После разбора задания Прокофьев попросил летчика Горанова, который пытался оторваться от группы при атаке противника, рассказать о своих действиях и чувствах. Это был самый нужный, самый убедительный пример, и Гавриил Михайлович хотел, чтобы он запал в душу каждому летчику на всю жизнь. Потом, после разбора, некоторые признались, что трудно было удержаться от попытки последовать «примеру» Горанова.
От вылета к вылету летчики крепли, мужали. Исчез некоторый налет лихачества, легкомыслия. Пришли сосредоточенность, стойкость.
Из последнего вылета на бомбардировку железнодорожной станции Херсон летчики группы возвращались поодиночке. Вылет был тяжелый. На станцию пришел эшелон с танками. Фашистские истребители постоянно дежурили в воздухе над целью и на дальних подступах к ней. Поэтому атака их была настолько неожиданна и точна, что сначала никто из наших не понял, почему левый ведомый первого отряда вдруг взорвался. Группа ринулась к земле и почти на бреющем стала прорываться к цели. Это несколько обезопасило ее, но, сделав горку перед началом бомбометания, она оказалась почти на одной высоте с нижним ярусом дежуривших истребителей противника.
Бомбили неприцельно, кто как мог. Словно взбудораженный осиный рой, кружились около наших истребители противника. Стрелки едва успевали отбиваться то с одной стороны, то с другой. Командир группы снова устремился к земле, одновременно разворачиваясь в сторону своей территории.
На выходе из крена по крутой траектории падал еще один бомбардировщик. Вслед за ним, почти догоняя, оставлял последний дымный след сбитый истребитель противника.
Когда ушли от преследования, начали рассыпаться. У кого-то перегрелись моторы, кто-то не мог держать большую скорость из-за повреждения самолета, кто-то уже шел на вынужденную.
Прокофьев, увидев одиночно прилетающие самолеты, понял, что это, возможно, один из самых трудных вылетов. Он дал команду приготовиться врачу и техникам для оказания помощи.

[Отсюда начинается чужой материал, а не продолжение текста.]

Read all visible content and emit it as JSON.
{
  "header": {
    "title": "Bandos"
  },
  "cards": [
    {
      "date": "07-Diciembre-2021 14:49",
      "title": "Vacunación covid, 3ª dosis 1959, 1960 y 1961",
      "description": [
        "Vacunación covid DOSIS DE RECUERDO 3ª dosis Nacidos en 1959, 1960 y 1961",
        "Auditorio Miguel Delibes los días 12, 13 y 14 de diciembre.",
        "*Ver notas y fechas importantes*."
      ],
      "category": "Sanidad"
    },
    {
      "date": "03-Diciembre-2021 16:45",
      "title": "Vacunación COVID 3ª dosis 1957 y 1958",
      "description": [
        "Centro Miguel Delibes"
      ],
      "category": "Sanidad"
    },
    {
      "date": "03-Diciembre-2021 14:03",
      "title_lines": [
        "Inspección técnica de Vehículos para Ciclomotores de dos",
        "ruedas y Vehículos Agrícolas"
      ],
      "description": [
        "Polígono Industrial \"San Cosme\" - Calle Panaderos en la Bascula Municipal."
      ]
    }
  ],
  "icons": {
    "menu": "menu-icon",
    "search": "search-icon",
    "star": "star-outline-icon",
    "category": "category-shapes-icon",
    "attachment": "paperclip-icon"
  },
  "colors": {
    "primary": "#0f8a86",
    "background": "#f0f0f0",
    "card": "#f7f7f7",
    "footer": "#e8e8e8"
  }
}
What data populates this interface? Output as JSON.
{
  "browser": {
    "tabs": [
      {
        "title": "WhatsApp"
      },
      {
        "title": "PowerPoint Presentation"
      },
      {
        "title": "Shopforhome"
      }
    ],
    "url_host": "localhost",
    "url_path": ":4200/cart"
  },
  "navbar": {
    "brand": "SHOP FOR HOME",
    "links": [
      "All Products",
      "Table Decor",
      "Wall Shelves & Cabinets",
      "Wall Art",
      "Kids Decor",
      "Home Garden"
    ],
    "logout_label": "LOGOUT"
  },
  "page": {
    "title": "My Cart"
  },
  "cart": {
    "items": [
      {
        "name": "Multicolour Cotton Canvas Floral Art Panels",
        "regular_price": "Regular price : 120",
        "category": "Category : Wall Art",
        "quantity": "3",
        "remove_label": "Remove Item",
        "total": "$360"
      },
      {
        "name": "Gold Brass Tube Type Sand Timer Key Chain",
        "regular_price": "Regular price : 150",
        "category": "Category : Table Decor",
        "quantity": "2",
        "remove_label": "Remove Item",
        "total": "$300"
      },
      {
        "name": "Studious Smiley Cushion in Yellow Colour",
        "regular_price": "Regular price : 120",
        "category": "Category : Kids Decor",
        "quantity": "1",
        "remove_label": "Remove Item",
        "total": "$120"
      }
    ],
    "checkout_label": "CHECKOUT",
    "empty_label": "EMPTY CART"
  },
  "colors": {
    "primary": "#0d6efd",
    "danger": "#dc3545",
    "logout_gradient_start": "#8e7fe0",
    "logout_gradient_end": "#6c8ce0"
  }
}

Летчики садились с ходу, стараясь быстрее отрулить на свою стоянку, словно до сих пор ощущали преследование фашистских истребителей.
Не хватало пяти самолетов. А горизонт уже кругом был чист. Севшие летчики не могли точно сказать, сколько сбито. Они даже не знали, кто из них вернулся.
Гавриил Михайлович не верил в гибель всех пяти экипажей. Ведь бывало, что садились на вынужденную и в поле, и на другие аэродромы. Потом приходили, приезжали, прилетали, звонили по телефону.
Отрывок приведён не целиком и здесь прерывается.